Веймарская конституция оставила Пруссию в качестве одного из государств германской империи. Известно, что и некоторые другие положения Веймарской конституции противоречили интересам развития демократии. Так, например, её 48-й параграф, предусматривающий предоставление президенту чрезвычайных прав, впоследствии открыл путь к установлению гитлеровской диктатуры. Однако, как справедливо отметил В. М. Молотов на Московской сессии Совета Министров иностранных дел, Веймарская конституция впервые в истории Германии сделала значительный шаг вперёд на пути к установлению демократических порядков в стране. Она предоставила народу такие демократические права, которые никогда в прошлом не знали ни Германия, ни, тем более, Пруссия. Она предоставила право свободной деятельности демократических партий, профессиональных союзов, других демократических обществ и организаций, право свободы печати, собраний и т. д. Она предоставила известную автономию землям, а также возможность демократического устройства на их территориях в рамках единого германского государства. Вот почему В. М. Молотов указал, что, разрабатывая основы будущего государственного устройства Германии, из этой конституции можно взять то, что в ней есть полезного, и внести в неё необходимые улучшения. К тому же сама жизнь внесла существенные коррективы в принципы Веймарской конституции, касающиеся вопросов государственного устройства Германии. Принятое Советом Министров иностранных дел решение о ликвидации прусского государства, разумеется, вносит серьёзные изменения в ту административно-политическую структуру германского государства, которая предусмотрена была Веймарской конституцией.
В период действия Веймарской конституции формальное и административно-политическое положение Пруссии в составе германского райха несколько изменилось. Пруссия уже не имела коронованного возглавления, общего с германской империей. Её министр-президент не был рейхсканцлером, а имперский министр иностранных дел не входил в состав прусского кабинета. Партийное лицо прусского кабинета также несколько отличалось от общегерманского. В его составе обычно находились партии так называемой Веймарской коалиции (социал-демократическая партия, демократическая партия и католический центр), в то время как имперские кабинеты заключали в себе представителей крупнокапиталистической «народной партии» и реакционной партии буржуазно-юнкерского империализма — германских националистов.
На этом основании некоторые германские деятели, пытающиеся оправдать планы федерализации Германии, приходят к выводу, что в период Веймарской конституции роль Пруссии якобы значительно изменилась: если раньше прусское государство являлось оплотом юнкерской реакции, то впоследствии она стала оплотом демократического лагеря во всей Германии. Сторонники этой точки зрения в качестве доказательства ссылаются на то, что после ноябрьской революции 1918 года силы реакции в течение всего дальнейшего периода гнездились в Баварии. Они указывают, что в Баварии началась организация полулегальных военно-фашистских формирований и что в Баварии Гитлер начал готовить фашистский переворот.
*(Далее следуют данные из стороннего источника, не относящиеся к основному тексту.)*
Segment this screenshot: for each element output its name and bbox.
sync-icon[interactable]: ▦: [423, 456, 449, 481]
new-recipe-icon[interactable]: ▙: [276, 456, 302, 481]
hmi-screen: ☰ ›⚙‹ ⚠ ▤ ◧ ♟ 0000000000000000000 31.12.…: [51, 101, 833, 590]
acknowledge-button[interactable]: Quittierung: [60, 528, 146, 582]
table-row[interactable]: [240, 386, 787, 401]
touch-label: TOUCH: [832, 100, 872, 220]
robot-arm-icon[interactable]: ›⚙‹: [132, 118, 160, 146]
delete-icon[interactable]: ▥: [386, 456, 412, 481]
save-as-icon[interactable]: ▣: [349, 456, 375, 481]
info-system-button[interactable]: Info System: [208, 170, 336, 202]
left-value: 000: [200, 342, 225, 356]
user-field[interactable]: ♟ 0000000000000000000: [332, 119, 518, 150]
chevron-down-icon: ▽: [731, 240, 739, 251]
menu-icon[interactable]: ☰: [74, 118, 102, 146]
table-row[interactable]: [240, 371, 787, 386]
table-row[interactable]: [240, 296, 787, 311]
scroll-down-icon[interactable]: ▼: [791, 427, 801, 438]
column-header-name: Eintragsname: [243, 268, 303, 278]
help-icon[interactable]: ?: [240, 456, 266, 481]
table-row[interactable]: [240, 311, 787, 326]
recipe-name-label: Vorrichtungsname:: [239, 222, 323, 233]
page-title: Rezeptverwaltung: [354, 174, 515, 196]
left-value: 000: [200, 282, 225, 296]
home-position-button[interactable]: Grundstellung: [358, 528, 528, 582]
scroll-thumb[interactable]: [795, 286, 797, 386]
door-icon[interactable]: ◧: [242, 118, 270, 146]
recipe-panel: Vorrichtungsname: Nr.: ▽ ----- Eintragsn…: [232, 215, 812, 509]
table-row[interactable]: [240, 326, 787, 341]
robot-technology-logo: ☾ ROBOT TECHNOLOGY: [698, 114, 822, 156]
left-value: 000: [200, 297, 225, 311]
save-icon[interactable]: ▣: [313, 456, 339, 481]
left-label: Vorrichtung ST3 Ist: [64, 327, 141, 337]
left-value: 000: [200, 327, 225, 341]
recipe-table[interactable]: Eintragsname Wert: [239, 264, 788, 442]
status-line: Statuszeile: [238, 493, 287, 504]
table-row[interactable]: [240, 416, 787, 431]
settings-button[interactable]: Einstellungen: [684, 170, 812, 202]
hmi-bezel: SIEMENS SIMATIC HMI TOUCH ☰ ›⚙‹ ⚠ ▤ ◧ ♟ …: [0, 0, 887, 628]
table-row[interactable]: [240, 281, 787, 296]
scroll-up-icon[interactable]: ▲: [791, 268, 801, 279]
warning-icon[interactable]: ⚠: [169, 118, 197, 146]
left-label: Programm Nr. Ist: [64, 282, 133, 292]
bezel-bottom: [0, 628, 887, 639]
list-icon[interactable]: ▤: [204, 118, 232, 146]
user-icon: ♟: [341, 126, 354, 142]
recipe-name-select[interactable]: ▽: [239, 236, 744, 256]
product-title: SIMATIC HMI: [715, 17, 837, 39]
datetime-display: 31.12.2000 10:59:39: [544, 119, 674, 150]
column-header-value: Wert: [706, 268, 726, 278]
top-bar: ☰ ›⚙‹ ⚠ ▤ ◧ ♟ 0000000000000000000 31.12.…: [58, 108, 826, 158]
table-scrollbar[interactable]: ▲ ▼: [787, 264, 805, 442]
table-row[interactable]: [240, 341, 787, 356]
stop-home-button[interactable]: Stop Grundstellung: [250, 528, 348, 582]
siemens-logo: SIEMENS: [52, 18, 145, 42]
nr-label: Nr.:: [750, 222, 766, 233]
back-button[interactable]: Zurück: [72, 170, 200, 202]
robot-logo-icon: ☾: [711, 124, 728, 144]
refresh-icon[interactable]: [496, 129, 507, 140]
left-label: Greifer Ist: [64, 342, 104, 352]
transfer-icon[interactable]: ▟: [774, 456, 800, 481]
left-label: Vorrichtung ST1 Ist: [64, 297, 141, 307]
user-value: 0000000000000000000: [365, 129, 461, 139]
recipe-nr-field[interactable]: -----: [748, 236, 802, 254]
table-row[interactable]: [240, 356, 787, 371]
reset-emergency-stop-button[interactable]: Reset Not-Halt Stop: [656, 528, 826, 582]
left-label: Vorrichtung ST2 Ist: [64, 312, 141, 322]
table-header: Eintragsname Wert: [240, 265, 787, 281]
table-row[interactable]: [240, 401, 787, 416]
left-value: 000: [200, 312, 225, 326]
Конечно, наряду с Пруссией нельзя недооценивать и Баварию в качестве одного из бастионов реакции и оплотов феодальных, сепаратистских тенденций германской истории. В силу известной социальной и экономической отсталости Бавария стала наиболее удобным пристанищем для всей германской реакции, и в частности прусской. После того как там укрепилась власть открыто реакционного типа, прусские милитаристы, и среди них генерал Людендорф, поселились в Баварии. Вскоре они начали поддерживать гитлеровское движение, предоставляя ему и средства, и кадры, и политический опыт. Всё это, однако, вовсе не означает, что прусское государство превратилось тем самым в очаг демократии. Правда, демократическое движение в Пруссии продолжало нарастать, в особенности в наиболее промышленных районах — в Берлине и в рейнско-вестфальских промышленных округах. Это происходило, однако, вовсе не потому, что в Пруссии сложились какие-либо исключительные обстоятельства, благоприятствовавшие росту этого движения. Прусская полиция, находившаяся в руках социал-демократов, так же расстреливала рабочие демонстрации, как и реакционное правительство в Тюрингии или Баварии. Главное же заключается в том, что прусское правительство ни в малейшей степени не затронуло тех экономических позиций прусских феодалов-юнкеров и крупных магнатов промышленного и финансового капитала, которые составляли основу их господства не только в Пруссии, но и во всей Германии. Эти реакционные силы, опираясь на свою экономическую мощь, продолжали культивировать прусские традиции и в армии, и в политике, и в области социальных отношений. Приноравливаясь к новому времени, они прибегали к неслыханной дотоле демагогии. Такова была политическая и «идейная» атмосфера, в которой Освальд Шпенглер родил свою книгу «Пруссачество и социализм», а Гитлер окрестил свою партию средневековой реакции «национал-социалистской».